Last fall, in Iceland, I had spent months helping a couple plan their elopement with their immediate family on the Westman Islands, a group of islands off the south coast of Iceland. When their day came, however, bad weather gave them less than 24 hours’ notice that the ferries to those islands weren’t going to run. So, I sat in the kitchen of the couple’s Airbnb the afternoon before their elopement with Google Maps, Google Earth, hiking forums and an Icelandic waterfall database to help craft an entirely new plan that would work for them and their family. 

(One of the waterfalls I found for them ended up resulting in this photo of them at left, popping Champagne during a huge gust of blustery Icelandic wind!)

Adventure elopements in the outdoors come with countless potential logistical nightmares that require last-minute pivots and changes. Early- or late-season snowfalls unexpectedly close roads all the time. Floods and forest fires close national parks without warning. Ferries don’t always run to the stunning elopement spot you’ve been planning to elope to for months (and for another elopement that same week in Iceland, the bride broke her ankle the day before and couldn’t walk at all).

Whatever happens, we have to come along, be a best friend and continue to make the couple’s day the best experience it can be. Adventure elopement photographers need to be prepared for every single eventuality. Don’t count on it going off without a hitch, which is why you should always carry an emergency kit. I’m pretty sure that our “Adventure Elopement Mary Poppins bag” gets us more 5-star reviews than any photo we’ve ever taken. 

After hiking 3,000 feet up the valley walls of Yosemite, Jane and Marc had this sunset alpenglow all to themselves.

Truth #3: Elopements aren’t about you or your work.

I’m going to be blunt here: An epic Instagram photo that gets a lot of likes but doesn’t have anything to do with what that couple wanted is a shallow pursuit.

Be an elopement photographer to proliferate the pure satisfaction and joy a couple feels, knowing they made no compromises and went all out when they committed their lives to each other—the power that comes with a couple having a wedding day that’s truly everything they’ve dreamed of. Find your own joy and fulfillment from being the person that gave a couple a viable “out” from the pressures and obligations of a traditional wedding that didn’t fit them.

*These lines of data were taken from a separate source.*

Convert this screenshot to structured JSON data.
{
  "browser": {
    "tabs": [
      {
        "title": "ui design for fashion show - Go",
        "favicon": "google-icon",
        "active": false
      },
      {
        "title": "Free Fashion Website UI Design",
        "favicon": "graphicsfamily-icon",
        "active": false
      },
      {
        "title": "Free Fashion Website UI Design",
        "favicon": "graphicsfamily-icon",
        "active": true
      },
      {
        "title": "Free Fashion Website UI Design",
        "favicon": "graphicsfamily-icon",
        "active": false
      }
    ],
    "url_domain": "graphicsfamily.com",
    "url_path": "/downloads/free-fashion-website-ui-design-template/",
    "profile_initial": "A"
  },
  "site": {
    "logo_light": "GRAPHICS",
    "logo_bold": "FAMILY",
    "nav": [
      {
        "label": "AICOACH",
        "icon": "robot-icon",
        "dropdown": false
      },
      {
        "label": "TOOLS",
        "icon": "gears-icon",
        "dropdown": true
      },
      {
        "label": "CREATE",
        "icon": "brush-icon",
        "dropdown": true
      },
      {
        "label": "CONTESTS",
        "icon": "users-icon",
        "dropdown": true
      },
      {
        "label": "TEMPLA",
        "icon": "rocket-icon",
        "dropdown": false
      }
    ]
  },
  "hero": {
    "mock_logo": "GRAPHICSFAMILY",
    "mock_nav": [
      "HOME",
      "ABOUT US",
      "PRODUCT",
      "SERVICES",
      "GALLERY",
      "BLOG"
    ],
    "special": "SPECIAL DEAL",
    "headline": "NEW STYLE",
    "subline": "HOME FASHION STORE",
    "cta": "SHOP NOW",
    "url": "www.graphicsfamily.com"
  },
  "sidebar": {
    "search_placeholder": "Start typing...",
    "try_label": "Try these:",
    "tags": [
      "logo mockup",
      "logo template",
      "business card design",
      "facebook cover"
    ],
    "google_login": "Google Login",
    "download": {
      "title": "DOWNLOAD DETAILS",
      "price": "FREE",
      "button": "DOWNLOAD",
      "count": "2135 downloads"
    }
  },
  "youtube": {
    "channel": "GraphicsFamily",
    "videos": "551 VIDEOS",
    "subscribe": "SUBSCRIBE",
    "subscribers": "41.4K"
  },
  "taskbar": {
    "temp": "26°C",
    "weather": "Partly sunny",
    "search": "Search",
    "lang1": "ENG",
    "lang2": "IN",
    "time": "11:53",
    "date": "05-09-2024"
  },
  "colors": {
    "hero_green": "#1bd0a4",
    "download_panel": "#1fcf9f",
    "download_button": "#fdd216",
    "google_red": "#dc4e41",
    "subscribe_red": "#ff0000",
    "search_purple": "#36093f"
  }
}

The end-resulting images you deliver to a couple are only a tiny fraction of the reason a couple hired you. Yes, delivering quality work matters, but never at the expense of an amazing experience. At the end of the day, we’re not rock stars, and we’re not fine artists who create work that’s “ours” to hang in a gallery or museum.

We’re guides who have been specifically commissioned and deeply trusted to help a couple have a beautiful adventure. The location must reflect them. The activities and adventures must reflect them. Every pose, every step, every aspect of their day should be mindfully and thoughtfully tailored to and crafted for them.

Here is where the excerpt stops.